Whatever haram you teach your child, teach them a halal. If you say birthdays are haram, then give them a party to celebrate their memorising of Qur’an, or learning to pray, and make Eid the most exciting day of the year. Make their Islamic achievements memorable and their mistakes forgettable. You cannot instil a love of Allah subḥānahu wa ta’āla (glorified and exalted be He) into children by reminding them of His punishment and wrath – this will cause resentment.

At such an impressionable age, moderation is crucial to cultivate a loving and lasting understanding of Allah subḥānahu wa ta’āla (glorified and exalted be He), and help your child to want to love Allah subḥānahu wa ta’āla (glorified and exalted be He).

3. Lead by example
Allah subḥānahu wa ta’āla (glorified and exalted be He) says in the Qur’an,

“O you who have believed, protect yourselves and your families from a Fire whose fuel is people and stones” [Qur’an: Chapter 66, Verse 6].
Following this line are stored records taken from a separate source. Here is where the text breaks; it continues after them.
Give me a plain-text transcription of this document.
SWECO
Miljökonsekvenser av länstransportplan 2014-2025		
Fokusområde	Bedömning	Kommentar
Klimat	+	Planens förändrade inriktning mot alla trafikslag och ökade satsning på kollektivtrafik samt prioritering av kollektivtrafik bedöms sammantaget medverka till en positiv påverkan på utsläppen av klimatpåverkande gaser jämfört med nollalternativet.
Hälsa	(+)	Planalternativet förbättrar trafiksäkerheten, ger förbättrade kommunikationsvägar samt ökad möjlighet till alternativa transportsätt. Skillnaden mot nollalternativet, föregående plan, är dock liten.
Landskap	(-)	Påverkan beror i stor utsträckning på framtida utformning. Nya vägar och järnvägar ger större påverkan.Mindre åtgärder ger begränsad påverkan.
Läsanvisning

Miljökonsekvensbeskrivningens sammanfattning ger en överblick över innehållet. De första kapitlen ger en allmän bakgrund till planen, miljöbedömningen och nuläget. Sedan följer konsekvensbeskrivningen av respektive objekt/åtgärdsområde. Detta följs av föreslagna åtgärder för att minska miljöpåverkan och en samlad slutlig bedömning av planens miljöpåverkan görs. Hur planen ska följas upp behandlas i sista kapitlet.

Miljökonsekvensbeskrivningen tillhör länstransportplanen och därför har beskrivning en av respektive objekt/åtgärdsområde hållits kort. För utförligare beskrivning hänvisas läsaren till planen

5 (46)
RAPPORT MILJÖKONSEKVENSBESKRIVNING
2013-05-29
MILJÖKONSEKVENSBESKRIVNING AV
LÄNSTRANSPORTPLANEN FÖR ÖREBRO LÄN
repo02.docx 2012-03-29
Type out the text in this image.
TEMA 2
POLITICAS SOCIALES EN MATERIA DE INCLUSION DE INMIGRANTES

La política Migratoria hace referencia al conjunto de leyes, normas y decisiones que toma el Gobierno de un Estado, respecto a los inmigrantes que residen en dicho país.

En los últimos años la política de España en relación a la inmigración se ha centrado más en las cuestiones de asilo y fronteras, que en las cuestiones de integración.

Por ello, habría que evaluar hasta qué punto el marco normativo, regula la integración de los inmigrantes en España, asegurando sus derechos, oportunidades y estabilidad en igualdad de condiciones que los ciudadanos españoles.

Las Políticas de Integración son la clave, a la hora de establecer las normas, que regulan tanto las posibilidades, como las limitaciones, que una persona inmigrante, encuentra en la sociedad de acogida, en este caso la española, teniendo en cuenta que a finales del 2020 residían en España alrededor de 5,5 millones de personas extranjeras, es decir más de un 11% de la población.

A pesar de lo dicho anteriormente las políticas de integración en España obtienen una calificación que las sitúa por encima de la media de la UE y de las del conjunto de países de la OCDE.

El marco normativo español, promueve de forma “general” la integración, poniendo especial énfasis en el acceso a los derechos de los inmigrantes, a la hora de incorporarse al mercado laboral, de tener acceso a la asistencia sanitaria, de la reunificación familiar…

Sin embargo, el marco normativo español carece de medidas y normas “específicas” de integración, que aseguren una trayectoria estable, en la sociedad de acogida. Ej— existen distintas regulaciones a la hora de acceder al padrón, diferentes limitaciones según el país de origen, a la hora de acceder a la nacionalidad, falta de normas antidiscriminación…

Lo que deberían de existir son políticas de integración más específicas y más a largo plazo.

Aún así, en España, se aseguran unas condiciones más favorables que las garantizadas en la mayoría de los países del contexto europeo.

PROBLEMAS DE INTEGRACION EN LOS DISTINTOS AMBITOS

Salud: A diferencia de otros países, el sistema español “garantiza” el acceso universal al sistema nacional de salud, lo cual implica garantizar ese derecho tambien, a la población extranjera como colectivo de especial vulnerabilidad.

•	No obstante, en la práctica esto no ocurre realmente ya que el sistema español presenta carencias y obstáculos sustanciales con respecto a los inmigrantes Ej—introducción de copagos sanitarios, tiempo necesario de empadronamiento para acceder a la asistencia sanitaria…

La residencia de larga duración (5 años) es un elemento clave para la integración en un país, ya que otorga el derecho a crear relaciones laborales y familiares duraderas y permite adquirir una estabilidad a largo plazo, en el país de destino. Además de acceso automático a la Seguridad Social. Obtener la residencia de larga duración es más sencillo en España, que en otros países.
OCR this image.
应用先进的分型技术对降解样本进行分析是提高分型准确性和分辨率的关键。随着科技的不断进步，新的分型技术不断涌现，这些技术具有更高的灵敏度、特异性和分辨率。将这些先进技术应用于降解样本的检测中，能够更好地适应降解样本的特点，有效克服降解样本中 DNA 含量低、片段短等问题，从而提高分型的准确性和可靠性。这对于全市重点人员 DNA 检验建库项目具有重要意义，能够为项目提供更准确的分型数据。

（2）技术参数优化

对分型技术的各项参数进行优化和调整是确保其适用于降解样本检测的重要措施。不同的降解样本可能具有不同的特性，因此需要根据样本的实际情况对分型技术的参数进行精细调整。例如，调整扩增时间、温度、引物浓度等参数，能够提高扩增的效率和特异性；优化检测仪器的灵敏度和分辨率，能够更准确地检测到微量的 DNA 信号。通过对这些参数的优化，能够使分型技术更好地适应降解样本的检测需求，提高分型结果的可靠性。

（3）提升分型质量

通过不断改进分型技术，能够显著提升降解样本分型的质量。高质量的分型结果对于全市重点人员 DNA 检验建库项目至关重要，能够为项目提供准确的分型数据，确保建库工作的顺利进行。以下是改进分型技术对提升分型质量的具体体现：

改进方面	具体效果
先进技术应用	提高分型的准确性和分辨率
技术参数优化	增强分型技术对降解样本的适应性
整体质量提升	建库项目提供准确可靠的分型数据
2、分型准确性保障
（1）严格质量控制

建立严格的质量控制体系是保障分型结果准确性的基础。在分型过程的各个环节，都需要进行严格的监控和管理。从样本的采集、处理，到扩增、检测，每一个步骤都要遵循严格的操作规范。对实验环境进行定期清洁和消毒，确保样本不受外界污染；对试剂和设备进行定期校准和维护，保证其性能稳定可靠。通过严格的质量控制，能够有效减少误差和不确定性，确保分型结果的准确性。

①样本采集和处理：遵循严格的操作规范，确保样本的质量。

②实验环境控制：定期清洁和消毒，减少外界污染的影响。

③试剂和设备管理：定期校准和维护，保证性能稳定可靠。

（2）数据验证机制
Children love to imitate their elders; if you love the deen of Allah subḥānahu wa ta’āla (glorified and exalted be He), let it show through your actions and this will be mirrored by your children. The beauty of Islam means that there is always something to learn – yes, we can send our children to madrassah and Qur’an and Arabic teachers to learn Islam, but there is a duty upon ourselves to instil the teachings of the deen into our children, by undertaking the actions we want to see in them. We are never too old or too busy to stop learning or improving ourselves.

Take your children to the masjid often so that the environment becomes familiar and beloved to them. Get them involved in your salah at home, by giving them their own prayer mat and prayer clothes. Children love to play and explore, and are naturally enthusiastic. Take time to carry out projects that increase Islamic knowledge. Seek knowledge together by using their areas of strength and enjoyment to deliver lessons – directive arts and craft is a popular option with youngsters, and is what inspired me to start my own project of learning through craft activities. Through providing hands on creative activities, I made sure that learning about Allah subḥānahu wa ta’āla (glorified and exalted be He) was fun whilst being informative.

The childhood of our young Muslims is so important because it is the time when the love of Islam can be ingrained in their hearts. Your role will determine how they look back at being taught about Islam. Their hearts are so impressionable and full of love, and as a parent you have the potential to cultivate a strong faith in them, which will prove important later on in their lives, especially during the teen years.

The love that Allah subḥānahu wa ta’āla (glorified and exalted be He) has already placed in their hearts is waiting to be nurtured by you.